As hudud fever burns, Dr M slams use of faith for politics


(Malay Mail Online) – Former prime minister Tun Dr Mahathir Mohamad today lamented the use of faith for political gain, as the country is again embroiled in a controversy over the introduction of hudud.

Attending the trial of intellectual Kassim Ahmad at the Shariah High Court here today, Dr Mahathir also weighed in on the national committee on the Islamic penal code, insisting that it comprise politically neutral religious leaders.

He said this was to prevent the participation of those who may want to use the Islamic criminal law to “win votes”.

“The use of religion for political purposes is something to be regretted,” Dr Mahathir told reporters after the hearing here today.

“Religion should be for the purpose of administering religious laws among the Muslims, but when religion is used for winning votes, that is regrettable,” the former Umno president added.

The country’s longest-serving prime minister also said he did not believe that the hudud controversy would split Barisan Nasional (BN), even as the ruling coalition’s Chinese component MCA voiced its rejection for an Islamic criminal justice system in Kelantan.

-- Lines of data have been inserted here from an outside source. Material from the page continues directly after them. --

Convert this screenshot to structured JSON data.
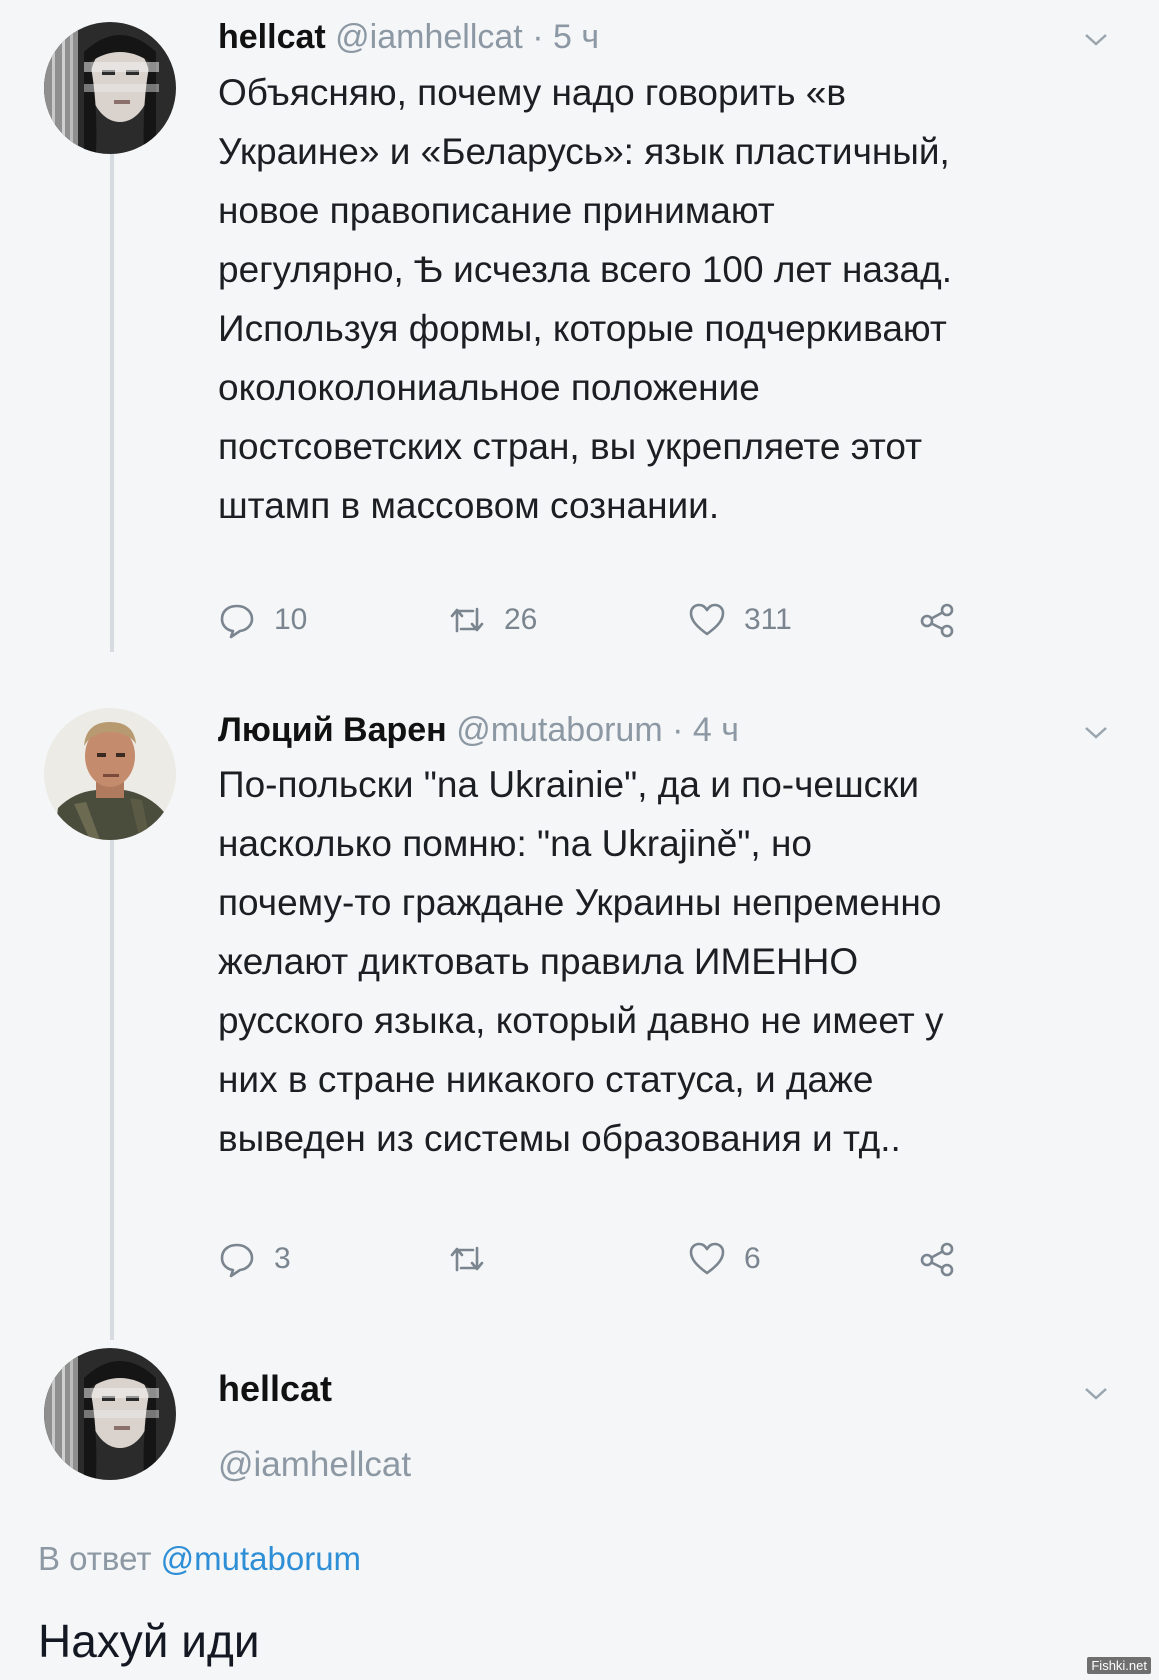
{
  "tweets": [
    {
      "name": "hellcat",
      "handle": "@iamhellcat",
      "dot": "·",
      "time": "5 ч",
      "lines": [
        "Объясняю, почему надо говорить «в",
        "Украине» и «Беларусь»: язык пластичный,",
        "новое правописание принимают",
        "регулярно, Ѣ исчезла всего 100 лет назад.",
        "Используя формы, которые подчеркивают",
        "околоколониальное положение",
        "постсоветских стран, вы укрепляете этот",
        "штамп в массовом сознании."
      ],
      "replies": "10",
      "retweets": "26",
      "likes": "311"
    },
    {
      "name": "Люций Варен",
      "handle": "@mutaborum",
      "dot": "·",
      "time": "4 ч",
      "lines": [
        "По-польски \"na Ukrainie\", да и по-чешски",
        "насколько помню: \"na Ukrajině\", но",
        "почему-то граждане Украины непременно",
        "желают диктовать правила ИМЕННО",
        "русского языка, который давно не имеет у",
        "них в стране никакого статуса, и даже",
        "выведен из системы образования и тд.."
      ],
      "replies": "3",
      "retweets": "",
      "likes": "6"
    }
  ],
  "reply": {
    "name": "hellcat",
    "handle": "@iamhellcat",
    "reply_prefix": "В ответ",
    "reply_mention": "@mutaborum",
    "text": "Нахуй иди"
  },
  "watermark": "Fishki.net",
  "colors": {
    "background": "#f5f6f7",
    "secondary_text": "#8c98a3",
    "mention": "#2f8fd6",
    "thread_line": "#d5dbe0"
  },
  "icons": [
    "reply-icon",
    "retweet-icon",
    "like-icon",
    "share-icon",
    "chevron-down-icon"
  ]
}
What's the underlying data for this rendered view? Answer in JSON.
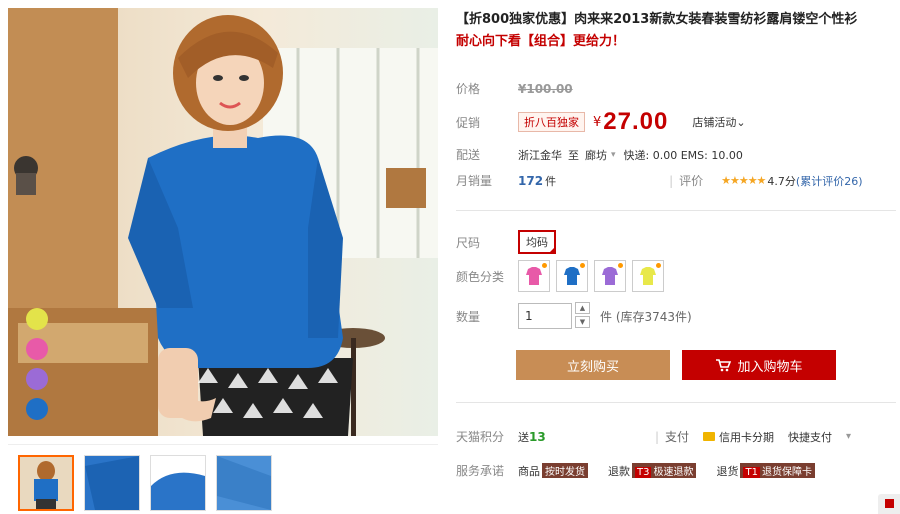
{
  "product": {
    "title": "【折800独家优惠】肉来来2013新款女装春装雪纺衫露肩镂空个性衫",
    "subtitle": "耐心向下看【组合】更给力！"
  },
  "price": {
    "label": "价格",
    "original": "¥100.00",
    "promo_label": "促销",
    "promo_badge": "折八百独家",
    "currency": "¥",
    "current": "27.00",
    "activity": "店铺活动⌄"
  },
  "shipping": {
    "label": "配送",
    "from": "浙江金华",
    "to_word": "至",
    "to": "廊坊",
    "fees": "快递: 0.00  EMS: 10.00"
  },
  "sales": {
    "label": "月销量",
    "count": "172",
    "unit": "件",
    "rating_label": "评价",
    "stars": "★★★★★",
    "score": "4.7分",
    "reviews": "(累计评价26)"
  },
  "size": {
    "label": "尺码",
    "value": "均码"
  },
  "color": {
    "label": "颜色分类",
    "options": [
      "#e85aa8",
      "#1f6fc5",
      "#9b6bd6",
      "#e8e84a"
    ]
  },
  "quantity": {
    "label": "数量",
    "value": "1",
    "unit_stock": "件  (库存3743件)",
    "up": "▲",
    "down": "▼"
  },
  "buttons": {
    "buy": "立刻购买",
    "cart": "加入购物车"
  },
  "points": {
    "label": "天猫积分",
    "send": "送",
    "value": "13",
    "pay_label": "支付",
    "credit": "信用卡分期",
    "quick": "快捷支付",
    "quick_arrow": "▾"
  },
  "service": {
    "label": "服务承诺",
    "goods": "商品",
    "goods_tag": "按时发货",
    "refund": "退款",
    "refund_t3": "T3",
    "refund_tag": "极速退款",
    "return": "退货",
    "return_t1": "T1",
    "return_tag": "退货保障卡"
  },
  "gallery": {
    "dot_colors": [
      "#e3e34a",
      "#e85aa8",
      "#9b6bd6",
      "#1f6fc5"
    ]
  }
}
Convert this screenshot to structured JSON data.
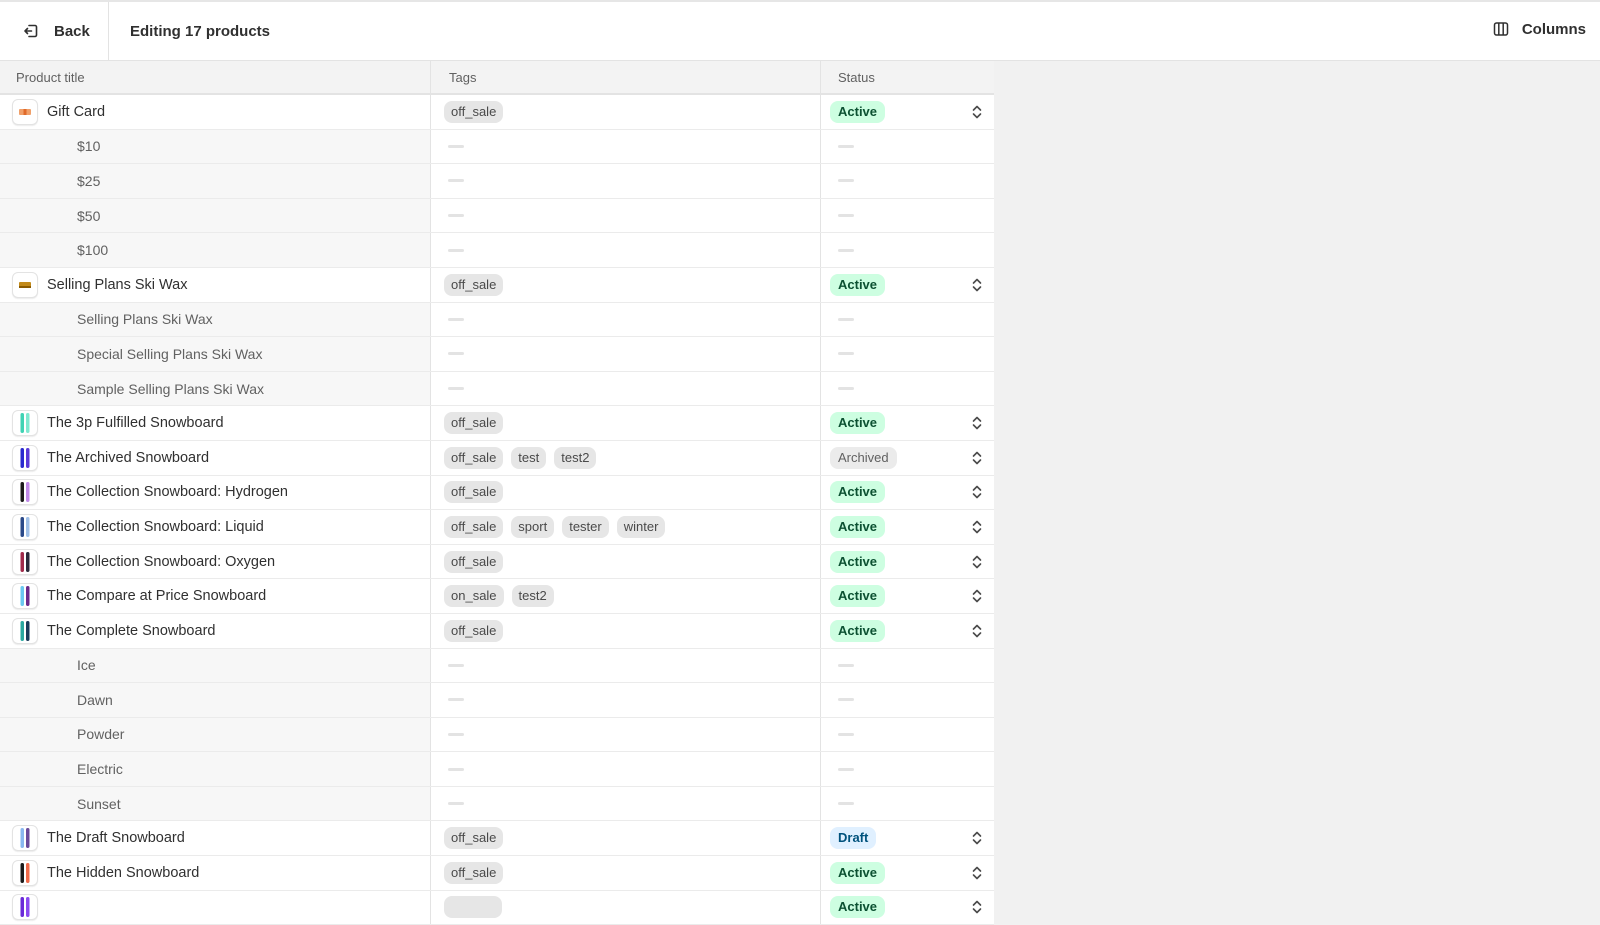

“Umno believes in hudud as found in the Quran, but when it’s used by a political party, they’re bound to interpret it in a biased manner.

“And that political party’s interpretation of hudud is something I don’t think Umno or anybody else can accept,” the 88-year-old said.

In 1993, the PAS state government passed the Kelantan Syariah Criminal Code Enactment II, allowing it to impose the strict Islamic penal code in the state. But the laws have not been implemented.

PAS is now looking for parliamentary approval to implement hudud through two private members’ bills in Parliament.

One seeks approval for punishments including whipping, stoning and amputation while the other seeks to empower Shariah courts to mete out the sentences.

According to the Shariah Courts (Criminal) Jurisdiction Act 1965, the Islamic court cannot sentence offenders to more than three years in jail or fine them more than RM5,000. It also cannot sentence offenders to be whipped more than six times.

Umno leaders have said they have no objections to hudud enforcement and have constantly challenged PAS to try to introduce the law.

The trial of Kassim here was attended by both Dr Mahathir and the former prime minister’s daughter, Datin Paduka Marina Mahathir.

Dr Mahathir has previously defended the 81-year-old Kassim, saying that the academic was labelled anti-hadith as critics have failed to debate with Kassim on religion.

Kassim was charged at the Shariah High Court last March with insulting Islam and defying religious authorities at a seminar in February that was officiated by Dr Mahathir.

At the seminar in Putrajaya, Kassim allegedly questioned the use of “hadith” (a collection of sayings and deeds attributed to Prophet Muhammad) to interpret the Quran, as well as the headscarf commonly worn by Muslim women, as he allegedly said hair was not part of the “aurat” that must be covered up.